Après l’ultime rêve né de la chute du mur de Berlin et de celle de Ceausescu, de l’O.N.U. impartiale chassant “les méchants” du Koweït, ce sera : La Yougoslavie, les doutes sur la finalité de notre système de production, le rejet de notre trilogie républicaine par les puissances économiques montantes. Ce sera le vide sidéral de nos intellectuels, le manque de projet politique au profit de la mise en place d’une propagande télévisuelle. L’inadaptation de notre système éducatif, la misère du tiers monde mise à l’Encan, du tourisme de masse, de la mondialisation, de l’humanitaire et du Paris Dakar. Ce sera le manque de valeurs et d’espoir pour nos enfants.

Par cette après-midi d’Automne, je songeais à la puissance qui semblait se dégager des répliques de statues débitées par Arman. Les réflexions qui m’habitaient alors, étaient les suivantes :

• D’où provient cette énergie apparemment libérée par le sciage,

• Cette maxime qui dit que : “Faire et défaire, c’est toujours travailler”, a-t-elle un sens caché,

• La reproduction d’une statue a-t-elle autant de puissance que son original,

• Objets inanimés avez-vous donc une âme, qui s’attache à notre âme et la force d’aimer. Ces vers de Lamartine s’appliquent-ils aussi aux fragments sciés, et si oui, jusqu’à quelle petitesse de fragment peut-on descendre.

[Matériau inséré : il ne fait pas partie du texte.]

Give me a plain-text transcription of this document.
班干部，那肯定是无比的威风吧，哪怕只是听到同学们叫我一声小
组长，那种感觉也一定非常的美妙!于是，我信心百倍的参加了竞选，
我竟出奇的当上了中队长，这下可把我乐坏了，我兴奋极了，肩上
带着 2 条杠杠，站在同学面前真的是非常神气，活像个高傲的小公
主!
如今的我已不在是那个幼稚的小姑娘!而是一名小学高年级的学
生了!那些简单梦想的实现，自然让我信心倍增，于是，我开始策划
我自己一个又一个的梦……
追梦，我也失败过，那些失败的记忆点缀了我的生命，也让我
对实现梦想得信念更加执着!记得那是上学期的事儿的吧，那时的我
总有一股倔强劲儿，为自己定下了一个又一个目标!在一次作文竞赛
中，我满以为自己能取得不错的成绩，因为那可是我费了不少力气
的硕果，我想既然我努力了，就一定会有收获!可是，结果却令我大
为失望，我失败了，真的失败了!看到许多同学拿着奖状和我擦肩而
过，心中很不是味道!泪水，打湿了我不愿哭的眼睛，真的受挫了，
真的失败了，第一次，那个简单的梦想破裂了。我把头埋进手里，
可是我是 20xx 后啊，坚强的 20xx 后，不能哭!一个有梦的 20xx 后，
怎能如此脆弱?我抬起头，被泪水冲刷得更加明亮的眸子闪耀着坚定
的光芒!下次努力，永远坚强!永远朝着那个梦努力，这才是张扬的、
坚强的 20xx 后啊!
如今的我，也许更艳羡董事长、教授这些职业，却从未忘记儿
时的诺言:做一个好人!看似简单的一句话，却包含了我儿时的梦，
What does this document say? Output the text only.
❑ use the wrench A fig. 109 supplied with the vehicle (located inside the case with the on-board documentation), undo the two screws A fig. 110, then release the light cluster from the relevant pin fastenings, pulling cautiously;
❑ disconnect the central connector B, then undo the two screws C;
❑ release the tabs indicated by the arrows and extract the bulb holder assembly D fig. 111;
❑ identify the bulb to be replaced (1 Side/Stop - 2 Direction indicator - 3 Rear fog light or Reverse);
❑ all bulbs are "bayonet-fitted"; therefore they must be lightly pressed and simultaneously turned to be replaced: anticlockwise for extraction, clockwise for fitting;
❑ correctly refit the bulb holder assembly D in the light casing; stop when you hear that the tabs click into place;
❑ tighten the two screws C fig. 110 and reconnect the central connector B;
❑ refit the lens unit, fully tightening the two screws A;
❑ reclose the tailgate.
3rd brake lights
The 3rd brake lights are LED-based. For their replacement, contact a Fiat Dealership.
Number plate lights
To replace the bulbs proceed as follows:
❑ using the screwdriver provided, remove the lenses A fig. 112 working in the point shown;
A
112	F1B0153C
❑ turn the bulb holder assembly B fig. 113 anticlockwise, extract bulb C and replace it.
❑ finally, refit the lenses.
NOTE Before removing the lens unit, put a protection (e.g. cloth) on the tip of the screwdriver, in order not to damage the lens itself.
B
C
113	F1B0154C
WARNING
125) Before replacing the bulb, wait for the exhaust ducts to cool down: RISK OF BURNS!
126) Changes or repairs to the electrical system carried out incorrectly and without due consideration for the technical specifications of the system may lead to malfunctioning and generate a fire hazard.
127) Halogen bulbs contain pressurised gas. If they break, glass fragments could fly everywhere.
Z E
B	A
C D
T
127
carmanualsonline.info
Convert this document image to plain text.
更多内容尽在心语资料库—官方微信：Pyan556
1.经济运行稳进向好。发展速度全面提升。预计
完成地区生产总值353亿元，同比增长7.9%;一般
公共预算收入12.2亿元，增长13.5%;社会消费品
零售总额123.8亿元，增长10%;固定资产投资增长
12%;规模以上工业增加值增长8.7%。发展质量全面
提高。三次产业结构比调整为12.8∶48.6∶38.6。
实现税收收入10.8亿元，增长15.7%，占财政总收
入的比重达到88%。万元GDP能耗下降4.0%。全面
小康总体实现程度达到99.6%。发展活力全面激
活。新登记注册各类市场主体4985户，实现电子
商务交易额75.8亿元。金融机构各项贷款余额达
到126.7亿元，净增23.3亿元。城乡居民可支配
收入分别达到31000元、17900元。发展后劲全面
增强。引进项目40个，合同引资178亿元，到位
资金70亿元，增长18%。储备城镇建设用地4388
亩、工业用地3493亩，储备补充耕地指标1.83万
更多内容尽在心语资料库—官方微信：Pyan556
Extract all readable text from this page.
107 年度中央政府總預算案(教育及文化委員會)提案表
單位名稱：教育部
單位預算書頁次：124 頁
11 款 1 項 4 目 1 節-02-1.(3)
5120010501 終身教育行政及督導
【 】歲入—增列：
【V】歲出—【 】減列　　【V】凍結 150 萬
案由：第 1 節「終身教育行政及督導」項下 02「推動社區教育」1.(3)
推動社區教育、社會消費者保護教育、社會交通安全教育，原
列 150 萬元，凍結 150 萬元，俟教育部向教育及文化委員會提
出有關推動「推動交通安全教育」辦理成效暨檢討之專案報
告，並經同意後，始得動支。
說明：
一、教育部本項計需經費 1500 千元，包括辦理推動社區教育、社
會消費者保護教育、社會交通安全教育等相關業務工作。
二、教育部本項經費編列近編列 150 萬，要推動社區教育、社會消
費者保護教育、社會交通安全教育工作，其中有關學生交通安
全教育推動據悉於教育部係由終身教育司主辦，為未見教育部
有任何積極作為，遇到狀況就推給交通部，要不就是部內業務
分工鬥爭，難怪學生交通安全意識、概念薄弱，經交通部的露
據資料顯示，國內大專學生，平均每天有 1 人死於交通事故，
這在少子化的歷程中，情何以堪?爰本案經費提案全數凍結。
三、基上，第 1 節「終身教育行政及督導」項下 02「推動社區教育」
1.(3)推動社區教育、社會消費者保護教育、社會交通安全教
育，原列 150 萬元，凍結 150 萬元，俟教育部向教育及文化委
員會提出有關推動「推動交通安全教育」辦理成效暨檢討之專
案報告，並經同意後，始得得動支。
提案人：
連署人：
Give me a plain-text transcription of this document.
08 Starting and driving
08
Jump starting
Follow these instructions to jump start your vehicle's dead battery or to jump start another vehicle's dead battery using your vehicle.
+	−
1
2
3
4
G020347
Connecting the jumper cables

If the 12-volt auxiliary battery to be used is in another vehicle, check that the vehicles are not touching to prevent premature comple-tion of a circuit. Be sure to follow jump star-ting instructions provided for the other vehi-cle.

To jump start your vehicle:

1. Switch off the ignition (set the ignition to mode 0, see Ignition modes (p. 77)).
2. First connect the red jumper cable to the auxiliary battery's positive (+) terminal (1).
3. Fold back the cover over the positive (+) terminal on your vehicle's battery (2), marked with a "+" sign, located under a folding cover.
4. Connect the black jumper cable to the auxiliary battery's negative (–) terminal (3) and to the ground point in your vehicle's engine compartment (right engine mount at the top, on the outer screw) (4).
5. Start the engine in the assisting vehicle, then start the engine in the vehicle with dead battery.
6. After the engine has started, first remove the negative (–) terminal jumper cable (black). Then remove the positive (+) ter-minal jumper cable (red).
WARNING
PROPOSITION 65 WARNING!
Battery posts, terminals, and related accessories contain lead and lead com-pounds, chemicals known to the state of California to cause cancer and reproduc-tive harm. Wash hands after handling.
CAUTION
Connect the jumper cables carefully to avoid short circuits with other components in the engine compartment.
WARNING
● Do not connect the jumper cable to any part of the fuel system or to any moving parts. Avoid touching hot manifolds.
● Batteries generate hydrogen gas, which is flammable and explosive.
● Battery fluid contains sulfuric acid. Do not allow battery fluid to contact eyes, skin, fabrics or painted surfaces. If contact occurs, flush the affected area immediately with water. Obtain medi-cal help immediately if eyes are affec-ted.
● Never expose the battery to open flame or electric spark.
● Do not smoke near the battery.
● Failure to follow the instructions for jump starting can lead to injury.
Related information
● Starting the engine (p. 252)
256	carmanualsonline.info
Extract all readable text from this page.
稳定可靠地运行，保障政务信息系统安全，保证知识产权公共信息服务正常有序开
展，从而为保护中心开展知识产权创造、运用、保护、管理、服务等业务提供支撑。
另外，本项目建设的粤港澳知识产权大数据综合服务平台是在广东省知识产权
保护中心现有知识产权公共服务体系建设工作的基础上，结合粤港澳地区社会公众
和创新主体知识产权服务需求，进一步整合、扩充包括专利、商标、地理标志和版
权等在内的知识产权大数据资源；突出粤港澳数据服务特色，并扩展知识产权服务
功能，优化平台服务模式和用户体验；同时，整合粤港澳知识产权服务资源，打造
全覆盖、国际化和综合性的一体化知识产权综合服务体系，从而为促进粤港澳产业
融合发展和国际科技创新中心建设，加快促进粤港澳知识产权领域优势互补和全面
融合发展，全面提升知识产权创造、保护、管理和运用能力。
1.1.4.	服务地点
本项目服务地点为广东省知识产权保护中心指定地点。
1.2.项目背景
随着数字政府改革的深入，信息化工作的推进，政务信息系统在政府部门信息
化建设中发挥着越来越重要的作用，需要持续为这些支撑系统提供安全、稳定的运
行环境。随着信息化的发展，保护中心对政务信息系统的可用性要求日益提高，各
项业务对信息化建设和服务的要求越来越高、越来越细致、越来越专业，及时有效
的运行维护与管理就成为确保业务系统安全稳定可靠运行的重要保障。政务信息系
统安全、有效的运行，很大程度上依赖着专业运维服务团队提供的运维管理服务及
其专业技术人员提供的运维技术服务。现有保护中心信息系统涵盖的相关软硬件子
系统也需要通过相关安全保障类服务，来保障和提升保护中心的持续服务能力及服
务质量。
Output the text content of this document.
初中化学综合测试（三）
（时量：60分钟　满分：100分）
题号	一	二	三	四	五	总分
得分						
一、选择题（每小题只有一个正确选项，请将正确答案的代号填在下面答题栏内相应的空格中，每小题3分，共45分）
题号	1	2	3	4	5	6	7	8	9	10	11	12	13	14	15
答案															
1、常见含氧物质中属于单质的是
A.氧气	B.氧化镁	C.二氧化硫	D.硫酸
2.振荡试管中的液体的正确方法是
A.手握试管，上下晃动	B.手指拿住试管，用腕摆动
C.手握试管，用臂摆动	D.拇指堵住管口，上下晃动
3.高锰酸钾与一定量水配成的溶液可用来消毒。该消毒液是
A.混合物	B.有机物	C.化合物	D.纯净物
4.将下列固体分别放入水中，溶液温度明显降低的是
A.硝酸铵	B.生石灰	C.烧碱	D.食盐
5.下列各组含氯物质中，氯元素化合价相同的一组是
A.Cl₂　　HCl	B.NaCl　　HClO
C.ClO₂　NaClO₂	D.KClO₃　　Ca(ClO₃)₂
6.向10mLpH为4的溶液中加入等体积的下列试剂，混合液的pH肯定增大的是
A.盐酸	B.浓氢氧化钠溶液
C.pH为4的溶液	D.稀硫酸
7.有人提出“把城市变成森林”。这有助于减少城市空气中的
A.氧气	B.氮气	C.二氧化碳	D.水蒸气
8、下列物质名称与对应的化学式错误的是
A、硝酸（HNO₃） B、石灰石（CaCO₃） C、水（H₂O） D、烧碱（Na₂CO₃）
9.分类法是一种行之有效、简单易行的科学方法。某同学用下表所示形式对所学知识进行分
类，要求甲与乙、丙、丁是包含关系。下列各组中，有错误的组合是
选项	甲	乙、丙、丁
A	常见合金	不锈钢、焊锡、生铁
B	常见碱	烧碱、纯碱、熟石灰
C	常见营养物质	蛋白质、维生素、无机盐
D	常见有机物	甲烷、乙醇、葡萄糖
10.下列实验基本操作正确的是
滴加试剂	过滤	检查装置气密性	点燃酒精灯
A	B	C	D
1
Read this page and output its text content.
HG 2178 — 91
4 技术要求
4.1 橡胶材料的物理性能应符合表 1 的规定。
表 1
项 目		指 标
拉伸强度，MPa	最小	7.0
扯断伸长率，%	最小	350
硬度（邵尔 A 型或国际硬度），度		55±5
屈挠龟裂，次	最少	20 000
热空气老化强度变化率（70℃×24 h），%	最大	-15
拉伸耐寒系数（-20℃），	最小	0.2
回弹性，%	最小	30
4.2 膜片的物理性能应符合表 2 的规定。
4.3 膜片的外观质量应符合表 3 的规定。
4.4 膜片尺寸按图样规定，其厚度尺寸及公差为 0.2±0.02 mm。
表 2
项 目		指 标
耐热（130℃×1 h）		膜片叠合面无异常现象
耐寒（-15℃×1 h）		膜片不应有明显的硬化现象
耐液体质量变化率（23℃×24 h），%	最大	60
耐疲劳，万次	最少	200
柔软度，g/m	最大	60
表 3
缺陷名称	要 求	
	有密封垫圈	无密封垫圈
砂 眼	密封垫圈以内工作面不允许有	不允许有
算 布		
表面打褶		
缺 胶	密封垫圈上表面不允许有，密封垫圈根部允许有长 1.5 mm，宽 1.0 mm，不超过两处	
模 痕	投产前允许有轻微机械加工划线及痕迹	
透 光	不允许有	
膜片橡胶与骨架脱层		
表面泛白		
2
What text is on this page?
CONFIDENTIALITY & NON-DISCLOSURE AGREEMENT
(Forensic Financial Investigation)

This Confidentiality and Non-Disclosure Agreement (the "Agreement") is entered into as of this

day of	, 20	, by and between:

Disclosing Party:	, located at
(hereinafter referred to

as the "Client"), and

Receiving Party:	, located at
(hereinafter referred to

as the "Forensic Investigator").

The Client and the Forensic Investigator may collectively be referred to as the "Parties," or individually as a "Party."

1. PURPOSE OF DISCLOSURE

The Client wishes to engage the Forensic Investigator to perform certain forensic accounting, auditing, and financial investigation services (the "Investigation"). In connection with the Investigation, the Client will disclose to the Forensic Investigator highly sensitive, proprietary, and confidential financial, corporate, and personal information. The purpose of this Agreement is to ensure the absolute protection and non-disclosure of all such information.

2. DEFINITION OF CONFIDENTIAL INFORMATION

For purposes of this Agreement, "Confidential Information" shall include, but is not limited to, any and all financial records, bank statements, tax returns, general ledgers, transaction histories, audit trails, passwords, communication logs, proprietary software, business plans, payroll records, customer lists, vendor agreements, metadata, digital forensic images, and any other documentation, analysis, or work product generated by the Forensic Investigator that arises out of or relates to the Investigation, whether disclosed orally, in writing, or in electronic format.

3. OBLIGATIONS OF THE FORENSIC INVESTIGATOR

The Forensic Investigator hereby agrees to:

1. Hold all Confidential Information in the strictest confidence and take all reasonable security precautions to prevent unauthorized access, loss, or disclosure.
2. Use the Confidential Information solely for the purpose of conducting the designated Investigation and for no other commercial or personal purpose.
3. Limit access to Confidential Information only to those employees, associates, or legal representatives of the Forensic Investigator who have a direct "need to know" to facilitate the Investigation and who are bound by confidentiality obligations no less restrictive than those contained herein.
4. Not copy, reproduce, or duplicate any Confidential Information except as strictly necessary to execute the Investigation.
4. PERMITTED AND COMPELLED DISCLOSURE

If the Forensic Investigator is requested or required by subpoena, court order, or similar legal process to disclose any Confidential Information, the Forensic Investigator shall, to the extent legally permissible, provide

Ces réflexions ont mis en marche tout un réseau de correspondances qui, nourries des préoccupations de notre époque, ont peu à peu fait apparaître un concept global de lecture des différents niveaux de la Réalité. Il se trouve que ce concept repose sur les structures du temps. Ce sera l’objet de ce livre.

Chapitre 1
Etat des lieux

“Ce n’est pas une philosophie de la conscience

mais une philosophie du concept qui peut donner

une doctrine de la science”

Cavaillès
Sur la logique et la théorie de la science.

Concept : n.m. (lat.conceptus, saisi),

Idée d’un objet conçu par l’esprit,

permettant d’organiser les perceptions

et les connaissances.

Toute problématique est datée, qui témoigne des préoccupations d’une époque et d’un lieu. Quelle est actuellement la problématique de pensée en occident ?

Claude Roy

En décembre 1997, Claude Roy nous quittait et une revue commentait :

“Claude Roy disait : Si je me reproche parfois de sembler toucher à tout, littérature, philosophie, musique, politique et mœurs du temps, c’est que tout ce qui me touche, me touche au fond de la même façon. C’est que je cherche « l’image de la trame », l’unité cachée qui lie et qui relie tous ces domaines en apparence très éloignés ».

Claude Roy aimait l’amitié, les chats, le givre, les hirondelles, les livres, la poésie chinoise, le soleil et la vie. C’était un honnête homme au plein sens du terme. »

Savoir morcelé, frilosité de l’esprit et unité cachée

Ce que soulignait Claude Roy après bien des esprits du XXième siècle est le manque d’unité du savoir contemporain. C’est la recherche d’une unité cachée qui relie les champs des connaissances, et qu’une science omniprésente morcelle.

Une incroyable frilosité de l’esprit s’établit désormais de pair avec une hégémonie oppressante de la technique. Une technique qui se fonde sur une science dure et inaccessible avec statut de quasi-Religion.

La fascination des objets techniques et les réussites de la médecine fait penser à une frange favorisée de population qu’une collaboration objective avec le système sera agréable et permettra de s’affranchir de la souffrance physique et de gérer affectivement les incidents humains.

Ces incidents sont intégrés au spectacle et un mode de vie « ready made » se met en place, qui intègre l’information, les objets techniques et leur publicité même dans un vaste ballet propagande où chacun collabore et ferme les yeux.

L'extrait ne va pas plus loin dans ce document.